Rank-and-file activists must strengthen branch organisation and continue building independent strike committees to provide a counterweight to people who will, at best, mislead the dispute and, at worse, derail it entirely.

Our aim is to close every building

By Ed Whitby, Newcastle Unison (pc)

Newcastle Unison stewards met on Monday 7 November to form plans for 30 November.

The mood was upbeat. There was discussion about getting a clearer message to members to counter the press reports that the strikes are not necessary.

We agreed to set up a strike committee involving ordinary stewards rather than just senior branch officers or those on full-time release.

On the day we want to close every building and every service. By putting out a strong message that we will picket every building, we hope that even in the academies, where the unions may feel less confident, we can pressure head-teachers into closing the school. The message is if management don’t close it, we’ll picket it.

The TUC is organising a march on the strike day across the iconic Tyne Bridge. Unfortunately the propose to assemble at 10.30am (which doesn’t leave very long for picketing) and the rally is somewhat out-of-the-way. We wil lobby the TUC for a later start, and a city-centre location for the rally.
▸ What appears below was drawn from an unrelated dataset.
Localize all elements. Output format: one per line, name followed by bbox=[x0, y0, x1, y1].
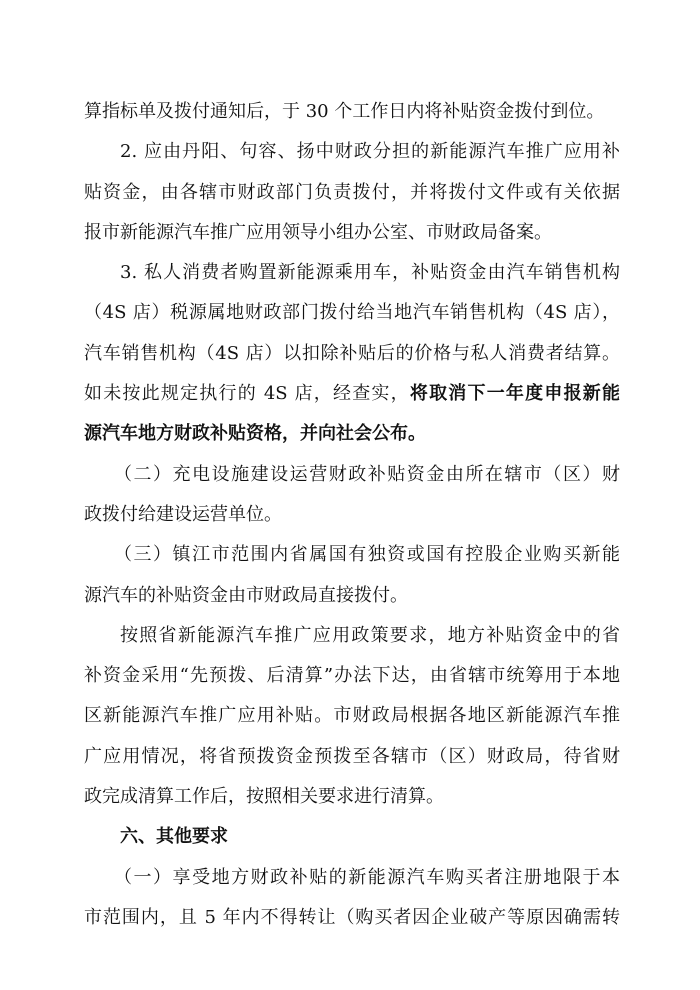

The branch agreed to work with other unions through the Public Service Alliance to build a day of action in the city centre on Saturday 19 November. Our want to get 10 reps from each union branch in the town centre with stalls across the city centre, explaining the strike, making links with cuts and other attacks. We can’t rely on TUC or union full-timers to make this happen.

We’ll be calling on all activists — including from the anti-cuts networks, the Free Education Network, and Occupy Newcastle folk — to unite with us.